|Quick Facts:||Aare River|
|Length:||183 mi (295 km)|
|Basin:||6.865 mi² (17.780 Km²)|
The Aare River, also known as the Aar, is the longest river flowing entirely in Switzerland, and drains an area of 17, 780 km² or 6,865 mi². It travels about 183 miles from a glacial source in the Bernese Alps near Grimsel Lake, it passes by Meiringen, through the Aare Gorge, into Lake Thun, past Bern, and joins the Rhine River at the village of Koblenz, near the Swiss border with Germany.
The name Aare derives from the Indo-European syllable Aa, meaning “water.” There is even one small tributary of the Aare, the Aa which empties into the lower river. The Aare River rises in the Bernese Alps in the north-central part of Europe’s highest mountain range.
Pleistocene glaciation has interrupted the natural flow of the stream and dispersed lakes along its course. The glacially fed headwaters of the Aare pass through the scenic gorge of the Aareschlucht near Meiringen.
The river runs generally westward through Lake Brienz in the direction of the resort town of Interlaken, where it is canalized. From there it passes through Lake Thun, the head of navigation. Continuing northwest the river loops around the city of Berne, the Swiss federal capital, the medieval core of which with its splendid town hall and elaborate clock tower is surrounded by a wide meander of the river. Past Berne, the river turns northeast and flows past the cities of Solothurn and Aarau before joining the upper Rhine River opposite the German city of Waldshut.
The lower river has been altered by human activity, with dams, canals, channelization, and reservoirs being constructed. There are more than 40 hydroelectric plants on Aara, and two canals join the river with Lake Biel in the western part of Switzerland.

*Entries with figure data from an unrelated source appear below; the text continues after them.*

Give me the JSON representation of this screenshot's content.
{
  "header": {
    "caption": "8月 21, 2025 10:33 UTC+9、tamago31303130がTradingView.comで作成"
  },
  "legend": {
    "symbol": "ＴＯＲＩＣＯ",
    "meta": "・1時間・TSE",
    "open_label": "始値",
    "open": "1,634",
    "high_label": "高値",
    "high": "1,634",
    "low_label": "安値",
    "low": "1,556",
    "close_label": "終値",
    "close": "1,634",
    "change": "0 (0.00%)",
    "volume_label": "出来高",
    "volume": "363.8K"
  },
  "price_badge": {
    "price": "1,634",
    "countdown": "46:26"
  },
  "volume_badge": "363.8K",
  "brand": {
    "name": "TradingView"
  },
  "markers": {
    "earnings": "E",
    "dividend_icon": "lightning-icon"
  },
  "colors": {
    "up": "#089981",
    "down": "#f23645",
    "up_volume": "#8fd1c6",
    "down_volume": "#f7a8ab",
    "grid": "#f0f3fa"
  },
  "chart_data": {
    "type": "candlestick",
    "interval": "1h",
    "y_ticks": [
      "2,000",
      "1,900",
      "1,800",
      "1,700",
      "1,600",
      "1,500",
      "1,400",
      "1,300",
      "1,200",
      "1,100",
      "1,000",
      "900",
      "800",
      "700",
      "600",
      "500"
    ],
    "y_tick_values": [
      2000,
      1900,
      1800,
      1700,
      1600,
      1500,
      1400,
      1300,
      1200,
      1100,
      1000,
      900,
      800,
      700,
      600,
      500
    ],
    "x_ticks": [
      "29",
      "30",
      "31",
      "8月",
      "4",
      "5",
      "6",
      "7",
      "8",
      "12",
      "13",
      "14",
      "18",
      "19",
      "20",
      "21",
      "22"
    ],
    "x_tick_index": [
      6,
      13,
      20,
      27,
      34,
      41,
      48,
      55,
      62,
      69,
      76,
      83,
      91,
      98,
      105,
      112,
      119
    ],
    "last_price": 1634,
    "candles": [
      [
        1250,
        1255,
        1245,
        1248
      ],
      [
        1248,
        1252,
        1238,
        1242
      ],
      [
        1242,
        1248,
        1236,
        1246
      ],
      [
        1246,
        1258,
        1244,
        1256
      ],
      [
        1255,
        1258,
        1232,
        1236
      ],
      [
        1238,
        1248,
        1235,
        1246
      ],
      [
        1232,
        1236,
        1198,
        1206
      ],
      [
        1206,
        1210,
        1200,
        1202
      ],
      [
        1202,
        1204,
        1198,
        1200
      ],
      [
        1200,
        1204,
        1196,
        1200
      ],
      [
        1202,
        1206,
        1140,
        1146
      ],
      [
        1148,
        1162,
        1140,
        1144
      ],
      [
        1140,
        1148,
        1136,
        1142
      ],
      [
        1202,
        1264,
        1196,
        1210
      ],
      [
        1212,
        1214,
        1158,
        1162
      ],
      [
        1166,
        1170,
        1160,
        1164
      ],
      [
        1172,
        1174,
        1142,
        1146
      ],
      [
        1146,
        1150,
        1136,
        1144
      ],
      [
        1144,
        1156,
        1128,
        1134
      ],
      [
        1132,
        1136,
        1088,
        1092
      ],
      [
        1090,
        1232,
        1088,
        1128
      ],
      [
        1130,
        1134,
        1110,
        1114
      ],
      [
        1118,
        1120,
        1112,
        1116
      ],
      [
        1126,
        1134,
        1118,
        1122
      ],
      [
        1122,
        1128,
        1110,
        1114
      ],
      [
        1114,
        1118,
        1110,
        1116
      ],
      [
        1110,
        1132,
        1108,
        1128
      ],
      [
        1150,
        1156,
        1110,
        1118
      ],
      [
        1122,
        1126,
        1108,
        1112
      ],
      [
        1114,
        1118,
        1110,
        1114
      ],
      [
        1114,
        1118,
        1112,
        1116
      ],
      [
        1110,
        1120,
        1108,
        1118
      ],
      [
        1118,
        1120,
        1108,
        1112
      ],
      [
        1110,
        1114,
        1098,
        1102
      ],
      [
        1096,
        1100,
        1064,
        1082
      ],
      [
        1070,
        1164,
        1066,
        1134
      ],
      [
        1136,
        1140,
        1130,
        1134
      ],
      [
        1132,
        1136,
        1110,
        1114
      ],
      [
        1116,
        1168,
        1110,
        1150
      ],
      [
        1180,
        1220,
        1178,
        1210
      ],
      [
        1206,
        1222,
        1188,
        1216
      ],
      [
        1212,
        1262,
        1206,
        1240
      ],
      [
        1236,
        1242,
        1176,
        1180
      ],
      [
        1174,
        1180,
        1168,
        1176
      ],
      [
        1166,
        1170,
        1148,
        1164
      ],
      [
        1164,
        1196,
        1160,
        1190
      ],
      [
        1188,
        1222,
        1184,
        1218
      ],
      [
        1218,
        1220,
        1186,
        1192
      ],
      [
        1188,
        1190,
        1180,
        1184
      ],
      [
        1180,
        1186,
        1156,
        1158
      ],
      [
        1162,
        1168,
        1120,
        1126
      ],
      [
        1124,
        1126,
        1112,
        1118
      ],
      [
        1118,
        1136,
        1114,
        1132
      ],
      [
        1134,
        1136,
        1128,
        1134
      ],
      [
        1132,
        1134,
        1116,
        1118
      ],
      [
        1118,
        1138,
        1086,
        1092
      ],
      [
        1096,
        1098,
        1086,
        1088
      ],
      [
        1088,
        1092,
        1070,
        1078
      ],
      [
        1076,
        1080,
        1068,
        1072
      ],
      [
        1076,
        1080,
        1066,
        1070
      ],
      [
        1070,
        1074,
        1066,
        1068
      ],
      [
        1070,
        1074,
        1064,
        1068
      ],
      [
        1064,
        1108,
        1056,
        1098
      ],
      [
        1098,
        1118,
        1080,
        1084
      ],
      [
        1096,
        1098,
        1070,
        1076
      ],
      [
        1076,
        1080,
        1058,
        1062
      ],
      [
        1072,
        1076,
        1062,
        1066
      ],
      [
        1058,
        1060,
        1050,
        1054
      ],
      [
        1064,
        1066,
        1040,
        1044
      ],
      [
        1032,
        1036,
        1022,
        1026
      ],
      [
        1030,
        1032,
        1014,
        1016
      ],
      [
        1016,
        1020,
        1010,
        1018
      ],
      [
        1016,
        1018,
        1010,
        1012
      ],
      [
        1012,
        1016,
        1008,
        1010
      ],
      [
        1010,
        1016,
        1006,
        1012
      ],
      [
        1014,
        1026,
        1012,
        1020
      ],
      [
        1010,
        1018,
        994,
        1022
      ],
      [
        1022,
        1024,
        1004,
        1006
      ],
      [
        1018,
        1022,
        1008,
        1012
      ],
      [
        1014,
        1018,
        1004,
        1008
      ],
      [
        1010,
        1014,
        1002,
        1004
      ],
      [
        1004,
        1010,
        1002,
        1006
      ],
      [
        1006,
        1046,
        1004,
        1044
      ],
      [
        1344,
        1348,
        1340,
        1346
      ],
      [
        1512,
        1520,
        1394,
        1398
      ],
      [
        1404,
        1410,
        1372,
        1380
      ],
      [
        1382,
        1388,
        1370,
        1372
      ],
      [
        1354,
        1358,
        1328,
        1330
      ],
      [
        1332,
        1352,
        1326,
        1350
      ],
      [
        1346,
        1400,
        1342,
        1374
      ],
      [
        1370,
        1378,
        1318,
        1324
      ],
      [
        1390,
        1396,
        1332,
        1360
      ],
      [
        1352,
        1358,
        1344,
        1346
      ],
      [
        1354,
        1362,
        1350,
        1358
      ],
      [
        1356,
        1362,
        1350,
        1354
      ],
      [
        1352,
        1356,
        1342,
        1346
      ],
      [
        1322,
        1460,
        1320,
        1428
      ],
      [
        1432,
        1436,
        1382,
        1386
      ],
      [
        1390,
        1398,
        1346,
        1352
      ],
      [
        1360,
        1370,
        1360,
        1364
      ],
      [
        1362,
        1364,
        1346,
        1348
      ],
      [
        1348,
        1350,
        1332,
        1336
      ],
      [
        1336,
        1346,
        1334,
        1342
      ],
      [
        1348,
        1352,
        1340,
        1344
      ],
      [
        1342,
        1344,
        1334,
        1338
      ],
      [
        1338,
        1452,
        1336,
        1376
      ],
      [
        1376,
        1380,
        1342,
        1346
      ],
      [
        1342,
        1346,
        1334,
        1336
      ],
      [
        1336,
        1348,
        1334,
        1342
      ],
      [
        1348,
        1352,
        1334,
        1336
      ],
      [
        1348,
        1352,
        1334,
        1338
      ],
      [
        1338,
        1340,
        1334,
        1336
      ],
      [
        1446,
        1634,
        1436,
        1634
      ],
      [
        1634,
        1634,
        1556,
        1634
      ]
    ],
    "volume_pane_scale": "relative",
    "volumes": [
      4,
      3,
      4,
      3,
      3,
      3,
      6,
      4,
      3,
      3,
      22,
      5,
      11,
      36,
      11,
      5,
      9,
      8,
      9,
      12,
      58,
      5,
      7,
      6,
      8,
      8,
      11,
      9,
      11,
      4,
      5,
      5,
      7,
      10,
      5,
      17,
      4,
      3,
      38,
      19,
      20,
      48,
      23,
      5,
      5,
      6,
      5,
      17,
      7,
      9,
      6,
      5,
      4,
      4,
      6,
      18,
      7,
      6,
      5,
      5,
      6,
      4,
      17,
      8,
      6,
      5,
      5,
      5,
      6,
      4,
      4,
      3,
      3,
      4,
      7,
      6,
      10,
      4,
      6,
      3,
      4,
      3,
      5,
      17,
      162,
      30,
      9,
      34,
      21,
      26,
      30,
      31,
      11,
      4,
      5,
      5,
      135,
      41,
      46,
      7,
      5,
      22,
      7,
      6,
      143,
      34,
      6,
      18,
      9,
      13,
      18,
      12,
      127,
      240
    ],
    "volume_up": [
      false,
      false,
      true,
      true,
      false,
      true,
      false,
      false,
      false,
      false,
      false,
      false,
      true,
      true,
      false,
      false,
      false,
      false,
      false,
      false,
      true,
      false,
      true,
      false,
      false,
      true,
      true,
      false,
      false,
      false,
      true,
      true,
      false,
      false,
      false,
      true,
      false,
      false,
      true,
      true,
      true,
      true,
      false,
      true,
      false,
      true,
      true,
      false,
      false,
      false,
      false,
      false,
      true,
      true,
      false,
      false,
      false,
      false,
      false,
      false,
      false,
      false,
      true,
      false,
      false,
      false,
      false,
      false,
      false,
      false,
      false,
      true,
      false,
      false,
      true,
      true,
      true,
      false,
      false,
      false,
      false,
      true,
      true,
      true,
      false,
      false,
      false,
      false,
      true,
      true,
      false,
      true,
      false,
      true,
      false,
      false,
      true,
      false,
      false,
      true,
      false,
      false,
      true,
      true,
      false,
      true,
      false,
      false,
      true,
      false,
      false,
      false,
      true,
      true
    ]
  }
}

For many, the Aare is the entrance way to Oberland. On the way north from the federal capital to the city of Thun, on the lake with the same name, there are delightful river scenes of meadows, forests, reed grasses, sedges, and backwaters, much of which has been well preserved today. Upon reaching the interconnected lakes of Thun and Brienz, the traveler is presented with dazzling views of Alpine peaks, including the 13,642-foot Jungfrau. The natural highlights of this portion of Switzerland are the high Aare, its cataracts, the passes to the south, and the surrounding peaks.